Upon the whole, my opinion on this question is, that the common law rule, as to descents of reversions and remainders, has been altered by our statutes, and is not in force here; and that, by our statutes, reversions and remainders, of which the intestate is the owner at the time of his death, are to be distributed among his heirs in the same manner as estates in possession. In Connecticut the same question has arisen under the statute of descents of that state, which contains provisions, in substance, like ours; and after very elaborate arguments, the court came to the same results, to which my own judgment has been led.

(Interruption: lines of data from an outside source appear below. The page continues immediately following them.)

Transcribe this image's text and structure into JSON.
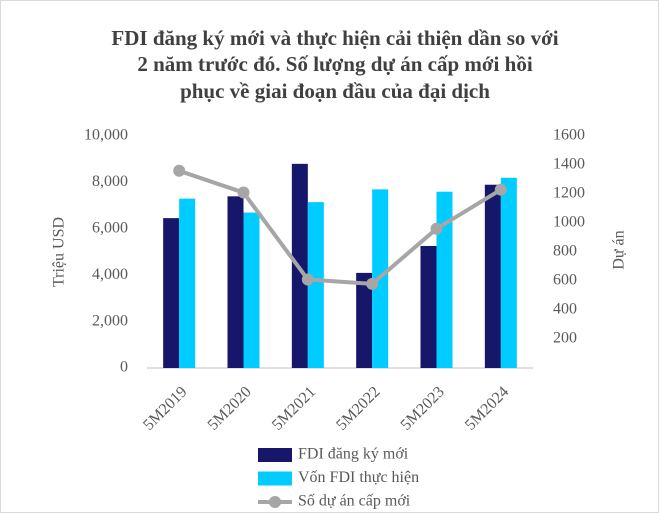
{
  "chart_data": {
    "type": "bar_line",
    "title": [
      "FDI đăng ký mới và thực hiện cải thiện dần so với",
      "2 năm trước đó. Số lượng dự án cấp mới hồi",
      "phục về giai đoạn đầu của đại dịch"
    ],
    "y_label": "Triệu USD",
    "y2_label": "Dự án",
    "categories": [
      "5M2019",
      "5M2020",
      "5M2021",
      "5M2022",
      "5M2023",
      "5M2024"
    ],
    "series": [
      {
        "name": "FDI đăng ký mới",
        "type": "bar",
        "color": "#16166b",
        "values": [
          6460,
          7400,
          8800,
          4100,
          5260,
          7900
        ]
      },
      {
        "name": "Vốn FDI thực hiện",
        "type": "bar",
        "color": "#00ccff",
        "values": [
          7300,
          6700,
          7150,
          7700,
          7600,
          8200
        ]
      },
      {
        "name": "Số dự án cấp mới",
        "type": "line",
        "axis": "y2",
        "color": "#a6a6a6",
        "values": [
          1360,
          1210,
          610,
          580,
          960,
          1230
        ]
      }
    ],
    "ylim": [
      0,
      10000
    ],
    "yticks": [
      0,
      {
        "value": 2000,
        "label": "2,000"
      },
      {
        "value": 4000,
        "label": "4,000"
      },
      {
        "value": 6000,
        "label": "6,000"
      },
      {
        "value": 8000,
        "label": "8,000"
      },
      {
        "value": 10000,
        "label": "10,000"
      }
    ],
    "y2lim": [
      0,
      1600
    ],
    "y2ticks": [
      200,
      400,
      600,
      800,
      1000,
      1200,
      1400,
      1600
    ],
    "grid": false,
    "legend": "bottom"
  }
}
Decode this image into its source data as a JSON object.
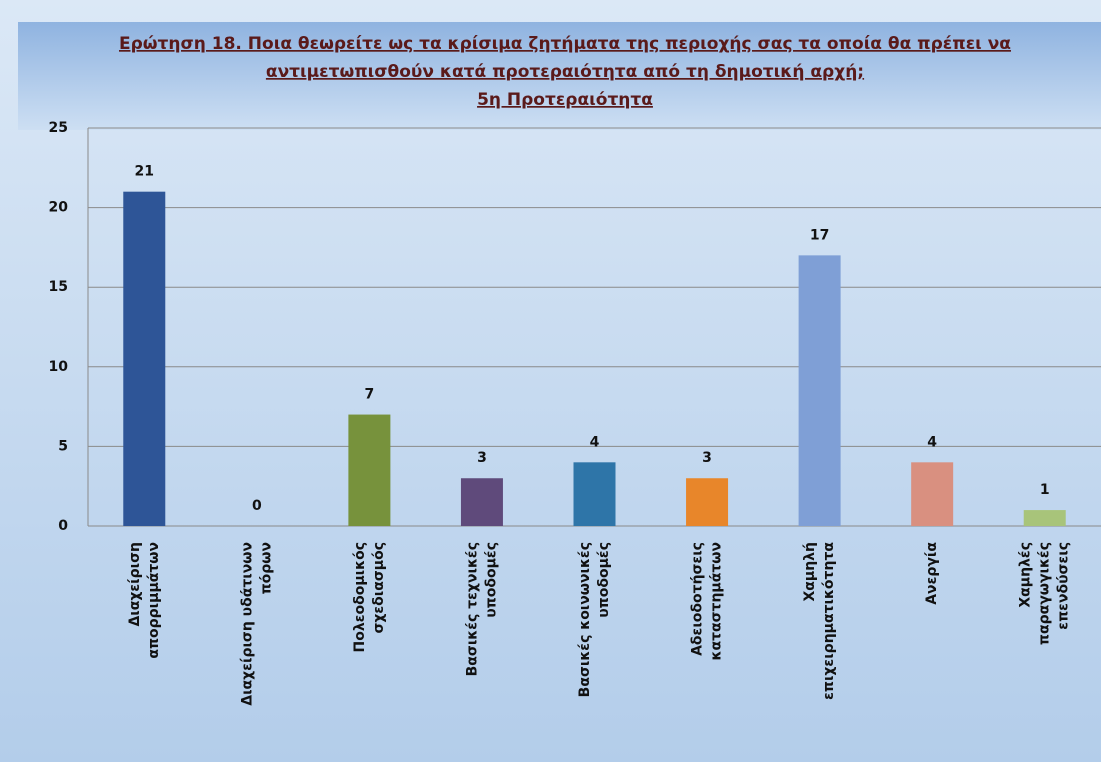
{
  "chart_data": {
    "type": "bar",
    "title": [
      "Ερώτηση 18. Ποια θεωρείτε ως τα κρίσιμα ζητήματα της περιοχής σας τα οποία θα πρέπει να",
      "αντιμετωπισθούν κατά προτεραιότητα από τη δημοτική αρχή;"
    ],
    "subtitle": "5η Προτεραιότητα",
    "categories": [
      [
        "Διαχείριση",
        "απορριμμάτων"
      ],
      [
        "Διαχείριση υδάτινων",
        "πόρων"
      ],
      [
        "Πολεοδομικός",
        "σχεδιασμός"
      ],
      [
        "Βασικές τεχνικές",
        "υποδομές"
      ],
      [
        "Βασικές κοινωνικές",
        "υποδομές"
      ],
      [
        "Αδειοδοτήσεις",
        "καταστημάτων"
      ],
      [
        "Χαμηλή",
        "επιχειρηματικότητα"
      ],
      [
        "Ανεργία"
      ],
      [
        "Χαμηλές",
        "παραγωγικές",
        "επενδύσεις"
      ]
    ],
    "values": [
      21,
      0,
      7,
      3,
      4,
      3,
      17,
      4,
      1
    ],
    "colors": [
      "#2e5597",
      "#4f81bd",
      "#77923c",
      "#5f4a7b",
      "#2e75a8",
      "#e8862a",
      "#7f9fd6",
      "#d99080",
      "#a8c47a"
    ],
    "ylim": [
      0,
      25
    ],
    "yticks": [
      0,
      5,
      10,
      15,
      20,
      25
    ],
    "grid": true
  }
}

There is a point, which has been suggested at the argument, upon which it may be well to dwell for a moment, as it fortifies the conclusion already expressed by the court, and leads adverse to the right of the demandant to recover the third of the reversion, which devolved on his sister Mary. It is this, that as upon her death, her right in the reversion, by our statutes, descended to her father, and vested in him as a mesne reversioner, and as he was then tenant for life, by the curtesy, of the whole premises, he became by operation of law, to this third part, seised in fee by the union of both estates. In other words, his estate for life, as to this third part, became merged in the reversion in fee, which devolved upon him. Lord Coke puts (1 Inst. 182b) several analogous cases. “If (says he) a man maketh a lease to two for their lives, and after granteth the reversion to one of them, the jointure is severed, and the reversion is executed for the one moiety, and for the other moiety there is tenant for life, the reversion in the grantee,” So, “if lessee for life granteth his estate to him in the reversion, and to a stranger, the jointure is severed, and the reversion executed for the one moiety by the act of law.” If I may be allowed to state a fact within my personal knowledge, I would add, that at an early period of my professional life, I put this very inquiry to Mr. Chief Justice Dana, in order' to ascertain if the common law rule had ever been recognised here. His answer was, that he knew no distinction admitted in descents here, between estates in possession and in reversion. I refer to this merely to show that his extensive learning and practice had not led him to notice the existence of any distinction in this state.
Judgment for plaintiff, two thirds of the premises.
The following is a copy of the record in the cas» of Ames v. Gay: “Suffolk — ss. At his majesty’s superior court of judicature, court of assize and general gaol delivery, begun and held at Boston, within and for the county of Suf
“This suit was commenced at August term last, when both parties appeared, and the case, after a full hearing, was committed to the jury, who were sworn, according to law, to try the same, and returned their verdict therein upon oath, that is to say, they find specially, viz. that the said Fisher Ames was seised of the remainder of the tenements aforesaid, expectant upon the death or marriage of the said Hannah Fisher, as set forth in the writ, and afterwards died so seised thereof and intestate, leaving neither wife nor child; and afterwards the said Hannah, the tenant for life, died seised of the said tenements, as set forth in the writ, that the said Nathaniel Ames was father of the said Fisher Ames, and the defendant’s wife was his aunt; and if, upon the whole matter, the plaintiff, by force of the province law, is intituled to the premises, the jury find for the plaintiff reversion of the former judgment, possession of the premises demanded, and costs of court; but if not, they find for the defendant costs; and from thence the action was continued from term to term to this time, for the court’s advisement on the special verdict; and now, after mature advisement thereon, and a full hearing of the parties by their counsel, it is considered by the court, that the former judgment be and hereby is reversed, and that the said Nathaniel Ames recover against the said Benjamin Gay the possession of the premises sued for, and costs of court, taxed at sixteen pounds, fifteen shillings and seven-pence, in bills of credit on this province of the new tenor. Fac. hab. possess. issued Nov. 24, 1749.”